Dabei wissen wir längst, dass uns Wachstum schaden kann. Wir können nicht weiter wachsen. Und selbst die alte Tante ‚FAZ’ hat in einem Artikel festgehalten, dass, wer heute noch Wachstum als Ziel vorgibt – als Wachstum der Wirtschaft, Wachstum der Umsätze – der müsste eigentlich als Selbstmordattentäter bezeichnet werden. Denn, wenn wir alle so weiter wachsen, wie wir das in den letzten 100 Jahren getan haben, dann ist der Planet „Erde“ in absehbarer Zeit restlos überfordert.

Nachhaltigkeit

Jetzt stellt sich die Frage, ob wir ein neues Ziel formulieren können? Ein neues Ziel hat schon einen Namen bekommen: „Nachhaltigkeit“. Das ist ein Ausdruck, der aus dem Engli schen kommt, ‚Sustainability’. Wir verstehen inzwischen, dass wir nachhaltig wirtschaften müssten. Der einfache Gedanke stammt aus dem 18. Jahrhundert, schon damals sollte die Forstwirtschaft nach haltig in dem Sinne wirtschaften, dass sie nicht mehr Bäume schlägt, als nachwachsen, sodass immer genügend Bäume da sind.
Wie können wir aber Sustainability, die Nachhaltigkeit, erreichen? Passt das überhaupt zu unserer Natur? Unsere Natur ist evolutionärer Art. Nachhaltigkeit, die wir fordern, ist eine kulturelle Forderung. Die Frage ist, ob die Kultur, die wir fordern, mit unserer Natur verträglich ist. Darum wird es gehen.
Das Problem der Nachhaltigkeit ist in aller Munde, wird in aller Öffentlichkeit diskutiert, aber zum Teil mit einer merkwürdigen Dummheit.

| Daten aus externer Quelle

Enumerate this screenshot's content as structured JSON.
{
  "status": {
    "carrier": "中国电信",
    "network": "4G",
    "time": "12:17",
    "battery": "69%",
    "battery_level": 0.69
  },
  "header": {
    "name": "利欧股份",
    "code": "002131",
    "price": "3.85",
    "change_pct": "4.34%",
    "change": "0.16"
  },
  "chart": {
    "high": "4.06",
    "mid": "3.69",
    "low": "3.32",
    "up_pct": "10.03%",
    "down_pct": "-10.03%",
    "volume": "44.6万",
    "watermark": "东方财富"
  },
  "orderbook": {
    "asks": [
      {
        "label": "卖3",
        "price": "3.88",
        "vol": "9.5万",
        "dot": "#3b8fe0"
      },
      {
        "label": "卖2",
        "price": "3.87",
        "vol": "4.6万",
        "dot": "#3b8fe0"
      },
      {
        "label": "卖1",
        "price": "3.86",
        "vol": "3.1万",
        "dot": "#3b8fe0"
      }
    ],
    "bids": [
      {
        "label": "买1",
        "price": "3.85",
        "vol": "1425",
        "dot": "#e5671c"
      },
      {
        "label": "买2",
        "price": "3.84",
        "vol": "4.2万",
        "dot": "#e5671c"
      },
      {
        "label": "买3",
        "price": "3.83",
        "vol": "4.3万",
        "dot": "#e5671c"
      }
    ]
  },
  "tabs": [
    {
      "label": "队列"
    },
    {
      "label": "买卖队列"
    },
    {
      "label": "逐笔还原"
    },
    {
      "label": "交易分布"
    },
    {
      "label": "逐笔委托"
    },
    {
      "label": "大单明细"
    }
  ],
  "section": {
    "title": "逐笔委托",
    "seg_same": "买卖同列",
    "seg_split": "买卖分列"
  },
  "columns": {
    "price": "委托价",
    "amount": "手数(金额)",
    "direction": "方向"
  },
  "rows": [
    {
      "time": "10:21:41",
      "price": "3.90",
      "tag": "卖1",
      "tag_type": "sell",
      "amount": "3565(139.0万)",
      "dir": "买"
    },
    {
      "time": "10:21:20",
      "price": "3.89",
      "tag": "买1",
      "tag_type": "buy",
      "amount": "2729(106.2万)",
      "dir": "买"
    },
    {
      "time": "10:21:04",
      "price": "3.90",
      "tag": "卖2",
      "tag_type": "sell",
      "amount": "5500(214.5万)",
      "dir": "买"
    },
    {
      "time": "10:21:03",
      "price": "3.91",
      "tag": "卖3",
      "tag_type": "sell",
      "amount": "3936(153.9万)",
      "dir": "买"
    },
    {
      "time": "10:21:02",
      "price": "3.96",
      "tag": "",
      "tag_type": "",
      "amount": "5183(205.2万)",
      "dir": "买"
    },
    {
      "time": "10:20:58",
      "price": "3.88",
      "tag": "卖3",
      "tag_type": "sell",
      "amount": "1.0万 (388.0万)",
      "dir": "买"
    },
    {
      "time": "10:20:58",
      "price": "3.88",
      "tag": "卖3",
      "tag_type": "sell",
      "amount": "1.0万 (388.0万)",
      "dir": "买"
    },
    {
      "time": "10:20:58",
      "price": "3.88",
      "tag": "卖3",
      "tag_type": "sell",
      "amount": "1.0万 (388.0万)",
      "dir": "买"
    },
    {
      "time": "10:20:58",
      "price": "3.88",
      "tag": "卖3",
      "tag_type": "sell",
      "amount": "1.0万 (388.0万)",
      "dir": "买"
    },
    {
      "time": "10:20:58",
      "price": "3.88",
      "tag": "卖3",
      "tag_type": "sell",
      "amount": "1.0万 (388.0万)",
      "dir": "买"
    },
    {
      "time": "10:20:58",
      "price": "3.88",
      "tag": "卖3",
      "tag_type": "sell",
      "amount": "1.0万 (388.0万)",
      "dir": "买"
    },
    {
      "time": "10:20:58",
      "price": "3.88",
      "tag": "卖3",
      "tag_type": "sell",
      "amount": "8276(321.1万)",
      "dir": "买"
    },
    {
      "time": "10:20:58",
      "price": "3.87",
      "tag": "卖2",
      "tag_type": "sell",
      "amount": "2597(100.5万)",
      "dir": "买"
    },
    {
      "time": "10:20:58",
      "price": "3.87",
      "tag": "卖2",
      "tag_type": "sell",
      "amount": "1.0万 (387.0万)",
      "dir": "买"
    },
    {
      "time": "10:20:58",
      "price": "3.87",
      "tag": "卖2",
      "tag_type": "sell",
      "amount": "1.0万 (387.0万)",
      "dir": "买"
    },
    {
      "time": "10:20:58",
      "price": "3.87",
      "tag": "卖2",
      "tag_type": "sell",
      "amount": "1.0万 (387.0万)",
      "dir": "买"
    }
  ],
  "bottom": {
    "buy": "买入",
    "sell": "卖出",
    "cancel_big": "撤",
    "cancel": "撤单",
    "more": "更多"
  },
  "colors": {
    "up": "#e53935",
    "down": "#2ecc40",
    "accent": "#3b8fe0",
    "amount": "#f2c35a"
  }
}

Im März des Jahres 2009 gab es eine von vielen Konferenzen gegen den Klimawandel. Diesmal fand sie in Kopenhagen statt. In deren Verlauf hat einer der führenden Politiker Dänemarks gemeint, das wäre ja alles ganz toll, man müsste jetzt endlich etwas entschließen. Ich zitiere aus einem Zeitungsartikel vom März 2009: „Ich hoffe“, so der dänische Minister, „dass sich die ganze Welt zusammenschließt und eine Erwärmung unseres Planeten von maximal 2° C als Ziel beschließt.“
Überlegen Sie einmal, wie viel Unsinn in diesem Satz steckt. Als ob wir entscheiden könnten, wie sich der Planet aufheizt. Als ob es irgendwo eine Instanz gibt, die sozusagen 2° C festlegt. Außerdem wissen wir gar nicht, was eine Erwärmung von 2° C bedeutet. Wir haben überhaupt keine Ahnung. Aber wir formulieren das als Ziel und haben dadurch das Gefühl, dass wir etwas getan haben.
Ich glaube, dass wir überhaupt nicht mit der richtigen Rationalität, mit dem richtigen Vermögen, die Entscheidungen zu treffen, ausgestattet sind.
Wir behaupten nur, wir könnten das. Aber hat uns die Evolution an dieser Stelle nicht gewaltig im Stich gelassen? Können wir lernen, wie wir eigentlich mit den Problemen umgehen müssen, die auf uns zukommen?

Egoismus und Altruismus

Wir müssen insgesamt verstehen, und das ist die große evolutionäre Aufgabe, wie das entsteht, was wir kooperative Sozialverbände nennen. Denn in dieser Form entscheiden wir. Der Einzelne entscheidet heute nichts mehr, wir entscheiden das in Staaten, in Institutionen.
Das fängt natürlich evolutionär gesehen mit der Familie an. Und die große Frage, wie Familien entstanden sind, wie sich Sozialverbände kooperierender Art gebildet haben, ist immer noch spannend. Wie dabei moralische Verhaltensweisen entstehen – die Moral, die den Verband zusammenhält, die den Verband stark macht, um nach außen zu bestehen.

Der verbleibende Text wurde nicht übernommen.